Parte A: La fe cristiana. El Credo

Capítulo  I: Creer en el mundo de hoy

3. El dilema de la fe en el mundo de hoy.

 Nos hemos hecho una idea de la aventura que implica la actitud de fe. Vamos a hacer otra reflexión que nos mostrará la aguda dificultad con que nos enfrentamos hoy día. Al abismo entre lo visible y lo invisible hemos de añadir, agravando la situación, otro: el de lo pasado y lo actual. La gran paradoja que implica la fe se nos agranda al ver que se presenta ante nosotros con la vestimenta del pasado, parece ser el mismo pasado, sus formas de vida y existencia. La actualización, llámese desmitologización, desde el punto de vista académico intelectual, o agggiornamento, desde el eclesial-pragmático, no cambia para nada el problema. Al contrario, todos esos esfuerzos de actualización no hacen sino aumentar en nosotros la sospecha de que se califica con toda seriedad de actual lo que en realidad es pasado. Estos esfuerzos de actualización nos ponen bien de manifiesto que todo eso es de ayer; la fe ya no se considera como una valentía temeraria del hombre, pero valentía, que pide un salto desde nuestro mundo de lo visible al mundo de lo invisible e incomprensible que es al parecer nada; antes bien, la vemos como exigencia de obligarnos hoy a lo pasado, de juzgar lo pasado como lo imperecederamente definitivo. Pero ¿quién puede hacer eso en una época en la que, en vez del concepto de tradición, se abre paso la idea de progreso?

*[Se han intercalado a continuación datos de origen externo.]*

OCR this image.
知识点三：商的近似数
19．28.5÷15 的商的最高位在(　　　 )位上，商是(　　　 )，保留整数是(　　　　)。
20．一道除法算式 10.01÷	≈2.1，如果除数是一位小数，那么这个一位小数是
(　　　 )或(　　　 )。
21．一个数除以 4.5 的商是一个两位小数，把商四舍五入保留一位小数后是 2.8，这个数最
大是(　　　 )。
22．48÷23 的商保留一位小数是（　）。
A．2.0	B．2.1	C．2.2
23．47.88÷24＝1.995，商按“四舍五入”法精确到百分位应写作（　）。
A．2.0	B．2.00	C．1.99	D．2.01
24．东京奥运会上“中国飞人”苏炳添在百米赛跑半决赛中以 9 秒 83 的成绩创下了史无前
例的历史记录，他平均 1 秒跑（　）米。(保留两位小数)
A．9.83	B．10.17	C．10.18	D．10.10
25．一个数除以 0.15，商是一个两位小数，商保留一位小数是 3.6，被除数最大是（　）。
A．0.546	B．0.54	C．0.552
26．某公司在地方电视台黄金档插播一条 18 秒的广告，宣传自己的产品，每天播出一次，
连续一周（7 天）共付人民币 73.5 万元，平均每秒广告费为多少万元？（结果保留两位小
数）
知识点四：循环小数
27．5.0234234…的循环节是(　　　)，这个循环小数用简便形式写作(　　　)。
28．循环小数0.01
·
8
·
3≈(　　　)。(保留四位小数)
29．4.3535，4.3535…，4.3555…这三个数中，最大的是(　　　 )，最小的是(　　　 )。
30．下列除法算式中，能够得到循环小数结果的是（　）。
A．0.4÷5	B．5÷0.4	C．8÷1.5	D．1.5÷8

De refilón topamos con lo específico de nuestra situación actual, de gran importancia para nuestro problema. Para el espíritu de generaciones pasadas el concepto tradición pudo ser un programa a seguir; parecía el lugar de refugio donde uno se podía cobijar; quien invocaba la tradición, se sentía seguro, a salvo. Hoy día las cosas han cambiado: la tradición es algo superado, algo pasado de moda, de ayer; el progreso, en cambio, es la auténtica promesa del ser. El ser humano ya no se avecinda en la tradición, en el pasado, sino en el espacio del progreso y del futuro6.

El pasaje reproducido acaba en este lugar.